RedhatDependencies
RPM Dependencies
RPMs are an excellent package format that store a wealth of information about system state and package information. What is often misunderstood is that RPM is not a dependency solver. RPMs will tell you what other package names, package meta-name or file will solve dependency requirements, but it does not actually try to find or do anything about those dependencies. Tools that work on top of RPM such as up2date (Red Hat), yum (Fedora, others) and apt (from Debian) will solve these dependencies for you and most modern RPM-based Linux distributions will come with (and use by default) these tools.
Where people often run into problems - often called "Dependency Hell" - is when people do The Wrong Thing with an RPM-based system. These problems of stem from administrators who install packages built for DistroA on a box running DistroB or an RPM from Version X on Version Y. The most notrious problem is attempting to run any package built for SuSE on anything else. Different distributions will have package names, and different versions that are shipped. For libraries such as glibc, this can be very important. Typically, an RPM package will require GLIBC(X.Y.Z), which will be appropriate for it's base distribution. Some other distrbution may use GLIBC(X.Y.W) instead, so the dependency fails, and the package refuses to install.
Additionally, different packages may overlap to greater or lesser extents. This will cause a package conflict, and rpm will halt.
It actually gets worse...
At this point, the admin will discover the --force option to rpm, and proceed to break things. At best, the package will simply install, but refuse to run and take up disk space. At worst, it will overwrite critical libraries, binaries, and config files. This tends to render a system useless.
Managing dependencies
Dependency Solving via Toolchains
As mentioned above, most RPM-based distributions provide native tools to solve dependencies, usually from the particular distribution's mirror sites. Fedora, for example, comes out-of-the-box ready to use yum for all package management tasks. Red Hat uses a semi-proprietary tool called up2date to update it's Enterprise Linux distributions from the Red Hat Network. Other distributions that are RPM-based use yum or apt-get.
Yum easily handles mutliple sources of packages, and creating a "repository" to distribute package to clients is relatively easy. A server for up2date is a bit trickier. If you have an RHN subscription, you must to use up2date; there is no other way to connect to RedHat's servers. You can run your own server using the Current project (Note: This project has been abandonded now that yum is a mainstream tool). Newer versions of up2date also support yum repositories directly.

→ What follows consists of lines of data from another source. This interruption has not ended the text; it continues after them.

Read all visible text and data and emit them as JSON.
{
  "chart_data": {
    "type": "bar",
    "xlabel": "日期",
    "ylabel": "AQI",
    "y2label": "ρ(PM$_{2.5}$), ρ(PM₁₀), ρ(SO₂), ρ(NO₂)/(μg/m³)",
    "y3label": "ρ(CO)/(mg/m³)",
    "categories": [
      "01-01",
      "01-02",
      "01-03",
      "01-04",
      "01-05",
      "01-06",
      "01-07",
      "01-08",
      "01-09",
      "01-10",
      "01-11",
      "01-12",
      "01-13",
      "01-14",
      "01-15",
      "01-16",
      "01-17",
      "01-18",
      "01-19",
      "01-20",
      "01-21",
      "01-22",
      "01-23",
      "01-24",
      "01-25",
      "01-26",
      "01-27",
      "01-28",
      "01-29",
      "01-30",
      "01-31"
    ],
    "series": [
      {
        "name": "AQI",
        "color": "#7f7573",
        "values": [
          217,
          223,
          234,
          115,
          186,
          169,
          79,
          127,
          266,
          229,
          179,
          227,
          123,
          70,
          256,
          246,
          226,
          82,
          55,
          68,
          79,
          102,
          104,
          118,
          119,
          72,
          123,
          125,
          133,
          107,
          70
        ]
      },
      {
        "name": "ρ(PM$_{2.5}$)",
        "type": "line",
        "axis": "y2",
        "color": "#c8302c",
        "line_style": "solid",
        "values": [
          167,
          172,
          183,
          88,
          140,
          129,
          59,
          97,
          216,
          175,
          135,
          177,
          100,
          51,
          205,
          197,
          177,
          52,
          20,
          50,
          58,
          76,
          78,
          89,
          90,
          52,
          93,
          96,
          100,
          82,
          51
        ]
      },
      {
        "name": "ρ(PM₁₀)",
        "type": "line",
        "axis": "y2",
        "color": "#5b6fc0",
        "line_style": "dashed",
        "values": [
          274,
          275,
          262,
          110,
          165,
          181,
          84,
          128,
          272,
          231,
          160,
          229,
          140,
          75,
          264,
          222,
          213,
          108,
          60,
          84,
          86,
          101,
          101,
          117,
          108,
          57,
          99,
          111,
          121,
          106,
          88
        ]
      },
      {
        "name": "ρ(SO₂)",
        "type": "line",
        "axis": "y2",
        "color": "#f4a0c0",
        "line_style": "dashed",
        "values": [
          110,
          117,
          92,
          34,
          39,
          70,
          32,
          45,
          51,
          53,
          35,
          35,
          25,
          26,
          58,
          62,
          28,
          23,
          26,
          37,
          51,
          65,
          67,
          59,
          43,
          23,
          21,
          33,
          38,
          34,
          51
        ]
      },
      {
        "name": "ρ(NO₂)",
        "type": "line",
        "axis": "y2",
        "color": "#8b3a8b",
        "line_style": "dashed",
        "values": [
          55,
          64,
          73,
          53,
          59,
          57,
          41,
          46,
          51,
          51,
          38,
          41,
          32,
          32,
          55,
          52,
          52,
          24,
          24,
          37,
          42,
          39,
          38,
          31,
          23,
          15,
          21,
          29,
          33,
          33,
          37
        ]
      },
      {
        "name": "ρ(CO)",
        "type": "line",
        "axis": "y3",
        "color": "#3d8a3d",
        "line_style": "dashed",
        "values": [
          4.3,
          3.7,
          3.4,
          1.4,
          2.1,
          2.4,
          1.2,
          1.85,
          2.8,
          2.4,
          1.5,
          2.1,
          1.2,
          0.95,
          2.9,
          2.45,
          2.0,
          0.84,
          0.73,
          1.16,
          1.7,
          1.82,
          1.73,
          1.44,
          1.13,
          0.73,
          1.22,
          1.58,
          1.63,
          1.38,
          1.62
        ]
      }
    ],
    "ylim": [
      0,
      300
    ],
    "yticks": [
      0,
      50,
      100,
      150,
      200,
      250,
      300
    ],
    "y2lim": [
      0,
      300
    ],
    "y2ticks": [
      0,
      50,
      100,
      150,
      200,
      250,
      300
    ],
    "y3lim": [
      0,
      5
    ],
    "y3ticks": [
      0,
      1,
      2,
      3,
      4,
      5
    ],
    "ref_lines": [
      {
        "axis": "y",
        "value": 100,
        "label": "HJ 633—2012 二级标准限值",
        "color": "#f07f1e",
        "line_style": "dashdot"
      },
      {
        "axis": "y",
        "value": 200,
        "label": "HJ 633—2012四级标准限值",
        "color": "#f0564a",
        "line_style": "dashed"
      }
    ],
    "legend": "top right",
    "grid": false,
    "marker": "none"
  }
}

Dependency Solving via Compatability Packages
Someone trying to install an older RPM on a newer system should also find out if there is a compatability package available that provides the library necessary. compat-libstdc++-296 is a frequent example for compatability with commercial RPMs such as Java and Oracle. Another is openssl096 which provides the older libcrypto.so.1 that many applications still want to use even though it's been long superceeded.
Dependency Solving by Package Rebuilding
Another way to manage dependencies is to make them go away by recompiling or repackaging the RPM. Frequently, this can be accomplished by rebuilding the RPM from the source package. This is almost always works if you come across package built for a similar distribution to what you are actually running (for example, a package built for RedHat Enterprise 3, that you want to run on Fedora Core 4).
Building RPMS is beyond the scope of this article, but the first few steps are usually:
- Obtain the source rpm. It will be named:
package-version.src.rpm - Run:
rpmbuild --rebuild package-version.src.rpm
It should be obvious if it works or fails. Other links that are useful for package building:
- http://sial.org/howto/rpm/
- http://www.novell.com/coolsolutions/feature/11793.html
- http://dag.wieers.com/howto/rpm/
What 'Not' to do
Do 'NOT' install packages outside of your distribution, unless you fully understand the consequences of your actions. The package developer put the dependencies in there for a reason, ignore them at your peril.